Primary cortical and hippocampal neuron cultures, transfection, and infections

Primary cortical and hippocampal cultures were prepared from embryonic day 18 rat brains (of either sex). Cells were plated on coverslips coated with poly-l-lysine (37.5 μg/ml) and laminin (1.25 μg/ml) at a density of 75,000/well. Dissociated neurons were cultured in Neurobasal medium (NB) supplemented with 2% B27 (Gibco), 0.5 mm glutamine (Gibco), 15.6 μm glutamate (Sigma), and 1% penicillin/streptomycin (Gibco).

Hippocampal neurons were transfected using Lipofectamine 2000 (Invitrogen). Briefly, DNA (1.8 μg/well, for a 12-wells plate) was mixed with 3.3 μl of Lipofectamine 2000 in 200 μl of NB, incubated for 30 min, and then added to the neurons in NB at 37°C in 5% CO₂ for 45 min. Next, neurons were washed with NB and transferred to their original medium at 37°C in 5% CO₂ for 2–4 d.

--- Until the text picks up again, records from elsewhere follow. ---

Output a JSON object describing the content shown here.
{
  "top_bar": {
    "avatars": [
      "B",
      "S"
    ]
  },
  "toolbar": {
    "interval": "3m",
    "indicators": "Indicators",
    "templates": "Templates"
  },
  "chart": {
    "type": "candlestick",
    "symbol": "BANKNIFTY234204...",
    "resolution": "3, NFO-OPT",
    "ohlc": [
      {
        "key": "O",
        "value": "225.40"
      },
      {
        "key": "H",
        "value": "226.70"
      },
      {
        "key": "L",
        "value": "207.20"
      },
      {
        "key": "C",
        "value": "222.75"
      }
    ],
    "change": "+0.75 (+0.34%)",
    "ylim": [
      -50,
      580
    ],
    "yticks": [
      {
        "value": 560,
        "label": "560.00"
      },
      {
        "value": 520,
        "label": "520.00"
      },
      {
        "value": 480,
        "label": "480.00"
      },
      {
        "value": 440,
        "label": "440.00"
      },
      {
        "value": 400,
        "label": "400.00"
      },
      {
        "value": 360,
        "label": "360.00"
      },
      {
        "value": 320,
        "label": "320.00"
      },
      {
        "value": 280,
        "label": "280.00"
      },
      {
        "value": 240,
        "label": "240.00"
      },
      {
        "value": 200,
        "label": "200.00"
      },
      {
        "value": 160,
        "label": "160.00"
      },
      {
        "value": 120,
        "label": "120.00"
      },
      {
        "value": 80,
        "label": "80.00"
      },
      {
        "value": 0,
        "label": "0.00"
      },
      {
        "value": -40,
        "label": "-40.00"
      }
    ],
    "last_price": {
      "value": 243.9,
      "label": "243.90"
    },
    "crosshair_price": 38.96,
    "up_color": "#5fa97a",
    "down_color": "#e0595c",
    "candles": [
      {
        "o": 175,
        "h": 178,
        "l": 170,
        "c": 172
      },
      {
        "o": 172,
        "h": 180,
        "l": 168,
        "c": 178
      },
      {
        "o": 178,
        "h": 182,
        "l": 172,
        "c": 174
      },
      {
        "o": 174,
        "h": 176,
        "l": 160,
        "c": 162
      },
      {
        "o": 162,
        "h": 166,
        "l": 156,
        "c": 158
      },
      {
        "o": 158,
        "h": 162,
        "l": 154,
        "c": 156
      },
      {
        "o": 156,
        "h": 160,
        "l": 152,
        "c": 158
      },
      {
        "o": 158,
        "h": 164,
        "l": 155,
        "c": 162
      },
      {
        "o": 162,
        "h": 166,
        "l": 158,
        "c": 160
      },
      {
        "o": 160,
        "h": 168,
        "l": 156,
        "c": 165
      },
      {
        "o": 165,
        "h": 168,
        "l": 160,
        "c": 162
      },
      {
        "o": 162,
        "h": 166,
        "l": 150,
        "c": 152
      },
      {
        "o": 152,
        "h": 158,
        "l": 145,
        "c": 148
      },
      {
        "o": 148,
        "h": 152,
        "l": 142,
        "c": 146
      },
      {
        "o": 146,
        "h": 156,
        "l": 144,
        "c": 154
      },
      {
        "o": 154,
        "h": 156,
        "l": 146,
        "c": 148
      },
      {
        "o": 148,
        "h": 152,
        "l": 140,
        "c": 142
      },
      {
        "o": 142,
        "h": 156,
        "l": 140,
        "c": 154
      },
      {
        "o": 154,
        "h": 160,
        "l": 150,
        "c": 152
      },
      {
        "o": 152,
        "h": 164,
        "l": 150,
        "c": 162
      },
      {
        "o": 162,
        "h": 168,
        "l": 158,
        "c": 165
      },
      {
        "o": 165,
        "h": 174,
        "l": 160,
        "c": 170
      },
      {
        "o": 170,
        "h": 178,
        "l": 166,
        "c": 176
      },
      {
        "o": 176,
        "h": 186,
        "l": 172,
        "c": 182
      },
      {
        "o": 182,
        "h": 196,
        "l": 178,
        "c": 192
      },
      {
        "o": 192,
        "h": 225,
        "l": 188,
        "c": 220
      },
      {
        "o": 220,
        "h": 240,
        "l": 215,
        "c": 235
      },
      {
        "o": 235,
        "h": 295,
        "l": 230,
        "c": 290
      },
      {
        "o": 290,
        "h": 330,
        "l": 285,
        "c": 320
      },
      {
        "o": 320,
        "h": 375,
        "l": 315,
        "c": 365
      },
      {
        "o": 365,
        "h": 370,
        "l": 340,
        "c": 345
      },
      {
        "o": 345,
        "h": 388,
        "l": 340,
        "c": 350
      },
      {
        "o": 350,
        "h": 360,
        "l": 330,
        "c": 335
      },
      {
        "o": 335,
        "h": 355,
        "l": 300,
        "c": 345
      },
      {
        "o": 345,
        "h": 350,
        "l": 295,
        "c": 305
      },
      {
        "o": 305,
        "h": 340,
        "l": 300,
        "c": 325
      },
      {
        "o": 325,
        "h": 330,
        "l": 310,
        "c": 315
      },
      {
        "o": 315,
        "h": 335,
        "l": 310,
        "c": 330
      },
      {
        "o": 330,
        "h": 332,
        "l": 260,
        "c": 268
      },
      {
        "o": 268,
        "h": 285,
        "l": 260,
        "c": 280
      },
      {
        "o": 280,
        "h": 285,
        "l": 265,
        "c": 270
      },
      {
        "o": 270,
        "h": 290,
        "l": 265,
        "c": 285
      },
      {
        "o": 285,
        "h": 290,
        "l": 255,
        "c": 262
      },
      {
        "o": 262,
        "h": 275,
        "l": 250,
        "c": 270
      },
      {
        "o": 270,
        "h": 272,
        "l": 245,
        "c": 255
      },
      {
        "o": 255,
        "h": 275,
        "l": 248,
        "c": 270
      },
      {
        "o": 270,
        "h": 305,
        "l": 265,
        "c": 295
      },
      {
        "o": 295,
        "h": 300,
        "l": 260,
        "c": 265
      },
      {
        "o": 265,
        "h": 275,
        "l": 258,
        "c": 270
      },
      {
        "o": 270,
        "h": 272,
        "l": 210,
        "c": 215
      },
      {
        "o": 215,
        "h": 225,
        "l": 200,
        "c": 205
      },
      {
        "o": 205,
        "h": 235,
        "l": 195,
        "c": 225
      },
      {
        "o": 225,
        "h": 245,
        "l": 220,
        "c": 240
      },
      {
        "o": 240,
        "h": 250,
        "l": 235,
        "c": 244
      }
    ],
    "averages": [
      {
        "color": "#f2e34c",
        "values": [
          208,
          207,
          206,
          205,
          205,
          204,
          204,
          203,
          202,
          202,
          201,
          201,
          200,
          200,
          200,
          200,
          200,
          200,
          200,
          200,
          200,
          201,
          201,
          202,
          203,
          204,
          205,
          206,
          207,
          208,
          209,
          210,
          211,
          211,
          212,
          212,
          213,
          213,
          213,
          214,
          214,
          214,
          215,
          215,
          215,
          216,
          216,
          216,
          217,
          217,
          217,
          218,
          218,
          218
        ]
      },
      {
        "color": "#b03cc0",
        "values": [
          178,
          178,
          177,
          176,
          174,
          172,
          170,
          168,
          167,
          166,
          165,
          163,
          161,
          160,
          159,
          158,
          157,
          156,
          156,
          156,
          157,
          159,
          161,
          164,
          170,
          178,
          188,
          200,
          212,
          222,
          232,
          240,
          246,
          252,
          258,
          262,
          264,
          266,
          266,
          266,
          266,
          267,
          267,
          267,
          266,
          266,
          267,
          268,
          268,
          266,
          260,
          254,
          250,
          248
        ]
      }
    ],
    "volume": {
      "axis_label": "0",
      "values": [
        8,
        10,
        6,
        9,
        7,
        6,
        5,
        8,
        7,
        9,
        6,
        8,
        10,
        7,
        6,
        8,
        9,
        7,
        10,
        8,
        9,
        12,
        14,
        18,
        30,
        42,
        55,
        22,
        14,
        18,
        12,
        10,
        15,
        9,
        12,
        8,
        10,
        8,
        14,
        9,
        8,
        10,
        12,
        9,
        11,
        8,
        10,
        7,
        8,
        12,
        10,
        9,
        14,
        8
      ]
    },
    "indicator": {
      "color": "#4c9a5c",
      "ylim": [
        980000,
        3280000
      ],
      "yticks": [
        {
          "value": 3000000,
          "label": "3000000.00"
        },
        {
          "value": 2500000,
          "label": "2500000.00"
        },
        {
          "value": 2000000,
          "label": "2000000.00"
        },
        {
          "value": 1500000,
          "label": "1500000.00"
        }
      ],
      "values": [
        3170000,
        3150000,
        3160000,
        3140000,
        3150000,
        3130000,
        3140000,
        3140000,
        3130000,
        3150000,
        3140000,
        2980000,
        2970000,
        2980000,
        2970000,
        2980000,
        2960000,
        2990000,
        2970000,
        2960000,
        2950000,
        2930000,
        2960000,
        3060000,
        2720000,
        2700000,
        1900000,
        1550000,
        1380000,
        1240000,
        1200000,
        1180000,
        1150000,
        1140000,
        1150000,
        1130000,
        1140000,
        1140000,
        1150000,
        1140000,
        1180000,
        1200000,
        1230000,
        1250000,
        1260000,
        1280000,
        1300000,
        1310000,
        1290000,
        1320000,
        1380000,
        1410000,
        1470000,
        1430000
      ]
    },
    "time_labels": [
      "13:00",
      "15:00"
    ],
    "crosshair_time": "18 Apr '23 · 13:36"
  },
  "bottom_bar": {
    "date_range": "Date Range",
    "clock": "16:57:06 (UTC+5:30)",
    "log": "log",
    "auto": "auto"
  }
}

Primary cortical neurons (1.3 × 10⁶ cells) were nucleofected with 0.5 μg of GFP–MACF43 or GFP plasmid and 2.5 μg of empty plasmid or shRNA using the Amaxa Rat Neuron Nucleofector kit (Lonza) according to the instructions of the manufacturer. Cells were grown for 18–24 h at 37°C in 5% CO₂ before imaging.

Hippocampal neurons were transduced with lentivirus 7–10 d before experiments. The tetracycline-dependent expression was induced 2 d before imaging by supplementing the medium with 500 ng/ml doxycycline.